If you want "passphrase and having-the-key" security, use the keyfile mode.
The key will be stored in your home directory (in .config/borg/keys). In
the attack scenario, the attacker who has just access to your repo won't have
the key (and also not the passphrase).
Make a backup copy of the key file (keyfile mode) or repo config file
(repokey mode) and keep it at a safe place, so you still have the key in
case it gets corrupted or lost. Also keep the passphrase at a safe place.
The backup that is encrypted with that key won't help you with that, of course.
Make sure you use a good passphrase. Not too short, not too simple.

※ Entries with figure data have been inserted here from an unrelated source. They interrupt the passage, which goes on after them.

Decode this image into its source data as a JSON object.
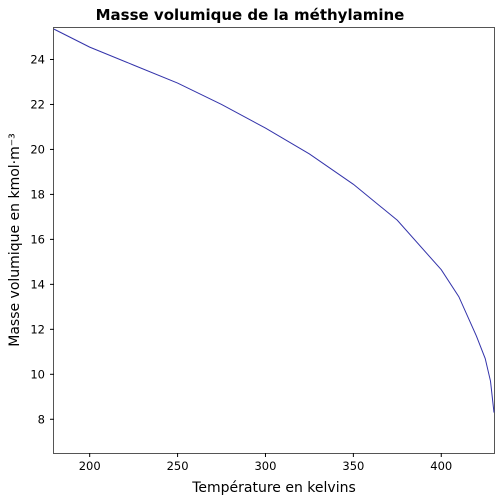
{
  "chart_data": {
    "type": "line",
    "title": "Masse volumique de la méthylamine",
    "xlabel": "Température en kelvins",
    "ylabel": "Masse volumique en kmol·m⁻³",
    "xlim": [
      179.7,
      430
    ],
    "ylim": [
      6.5,
      25.4
    ],
    "xticks": [
      200,
      250,
      300,
      350,
      400
    ],
    "yticks": [
      8,
      10,
      12,
      14,
      16,
      18,
      20,
      22,
      24
    ],
    "grid": false,
    "line_color": "#3333aa",
    "series": [
      {
        "x": [
          179.7,
          200,
          225,
          250,
          275,
          300,
          325,
          350,
          375,
          400,
          410,
          420,
          425,
          428,
          430
        ],
        "y": [
          25.35,
          24.55,
          23.75,
          22.95,
          22.0,
          20.95,
          19.8,
          18.45,
          16.85,
          14.65,
          13.45,
          11.7,
          10.7,
          9.7,
          8.3
        ]
      }
    ]
  }
}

The real
encryption / decryption key is encrypted with / locked by your passphrase.
If an attacker gets your key, he can't unlock and use it without knowing the
passphrase.
Be careful with special or non-ascii characters in your passphrase:
- Borg processes the passphrase as unicode (and encodes it as utf-8),
so it does not have problems dealing with even the strangest characters.
- BUT: that does not necessarily apply to your OS / VM / keyboard configuration.
So better use a long passphrase made from simple ascii chars than one that
includes non-ascii stuff or characters that are hard/impossible to enter on
a different keyboard layout.
You can change your passphrase for existing repos at any time, it won't affect
the encryption/decryption key or other secrets.
Encryption modes
++++++++++++++++
repokey and keyfile use AES-CTR-256 for encryption and HMAC-SHA256 for
authentication in an encrypt-then-MAC (EtM) construction. The chunk ID hash
is HMAC-SHA256 as well (with a separate key).
repokey-blake2 and keyfile-blake2 use the same authenticated encryption, but
use a keyed BLAKE2b-256 hash for the chunk ID hash.
"authenticated" mode uses no encryption, but authenticates repository contents
through the same keyed BLAKE2b-256 hash as the other blake2 modes.
The key is stored like repokey.
Hardware acceleration will be used automatically.